Une initiative rare est venue redonner de l’épaisseur à un patrimoine souvent observé sans être véritablement compris. La première édition de la foire « Vèvè Ayiti » a réuni un public nombreux dans un espace ouvert du Palette Lounge & Resto, à Pétion-Ville, mêlant curiosité, étonnement et parfois silence face à un univers symbolique rarement expliqué avec autant de précision.
Le dimanche 26 avril 2026, cette rencontre, animée par Jameson Joseph, a pris une dimension particulière : celle d’un retour direct sur les vèvè, ces symboles fondamentaux du vodou haïtien qui traversent la culture nationale, mais demeurent souvent enfermés dans des interprétations superficielles ou incomplètes.

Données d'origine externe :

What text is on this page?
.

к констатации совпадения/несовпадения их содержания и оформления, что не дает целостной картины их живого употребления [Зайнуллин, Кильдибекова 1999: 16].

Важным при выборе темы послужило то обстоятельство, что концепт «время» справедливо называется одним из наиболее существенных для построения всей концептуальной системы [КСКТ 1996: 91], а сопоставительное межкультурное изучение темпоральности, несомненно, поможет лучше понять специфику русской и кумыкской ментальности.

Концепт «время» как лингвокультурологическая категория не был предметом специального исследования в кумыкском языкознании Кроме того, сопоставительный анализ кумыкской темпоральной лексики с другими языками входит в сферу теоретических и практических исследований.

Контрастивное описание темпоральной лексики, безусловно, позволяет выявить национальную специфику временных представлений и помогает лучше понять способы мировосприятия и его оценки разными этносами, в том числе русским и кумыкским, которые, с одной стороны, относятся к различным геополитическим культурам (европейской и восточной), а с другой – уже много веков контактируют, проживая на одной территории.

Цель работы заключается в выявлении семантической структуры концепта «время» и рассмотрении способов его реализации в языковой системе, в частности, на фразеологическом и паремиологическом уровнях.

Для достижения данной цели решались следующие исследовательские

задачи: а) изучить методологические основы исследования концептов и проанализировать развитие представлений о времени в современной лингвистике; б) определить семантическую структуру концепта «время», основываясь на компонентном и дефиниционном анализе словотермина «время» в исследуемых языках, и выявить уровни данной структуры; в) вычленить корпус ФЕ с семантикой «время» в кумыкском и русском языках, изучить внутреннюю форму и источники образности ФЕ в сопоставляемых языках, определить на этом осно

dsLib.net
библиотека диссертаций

Derrière cette initiative, l’association « Vèvè Ayiti », avec le soutien de son sponsor officiel Batasoto, pose un geste assumé. Il ne s’agit pas d’un simple événement culturel, mais d’une démarche de relecture, de transmission et de réappropriation d’un langage symbolique profondément enraciné dans l’histoire haïtienne.
Pristie Pétion, fondatrice de l’organisation, a donné le ton dès son intervention. Sans recherche d’effet, mais avec une autorité calme et déterminée, elle a inscrit cette initiative dans une continuité intime et culturelle. Pour elle, les vèvè ne relèvent ni d’un décor ni d’une tendance : ils constituent un langage, une mémoire graphique, une présence discrète mais constante dans le quotidien haïtien.
Elle a insisté sur un point central : les vèvè ne sont pas des ornements. Ce sont des structures de sens, des repères culturels, des formes qui traduisent une pensée, une spiritualité et une histoire. Présents dans les gestes, les objets et parfois dans l’espace public, ils sont pourtant trop souvent perçus sans être réellement compris.
Dans le silence attentif du public, ses paroles ont ouvert un espace de réflexion, presque de remise en question collective.
Pour cette première édition, les organisateurs ont choisi de donner chair aux symboles. L’artiste Welele Doubout a réalisé des dessins de vèvè en direct, permettant aux participants d’observer la construction progressive de ces formes. Chaque trait, chaque courbe révélait une architecture précise, rappelant que ces symboles relèvent d’un savoir structuré, loin de toute improvisation décorative.
La conférence intitulée « Kisa ki vèvè ? » a ensuite réuni Mambo Lavi Djò, Welele Doubout et Manbo Valescka Agbara Yâ Toya. Les échanges, directs et parfois intenses, ont ouvert un véritable espace de dialogue. Le public, loin de rester passif, a interrogé, contesté et cherché à dépasser les idées reçues.
Ce moment a donné à la rencontre une densité particulière : celle d’un savoir qui ne se transmet pas verticalement, mais se construit dans l’échange et la confrontation des regards.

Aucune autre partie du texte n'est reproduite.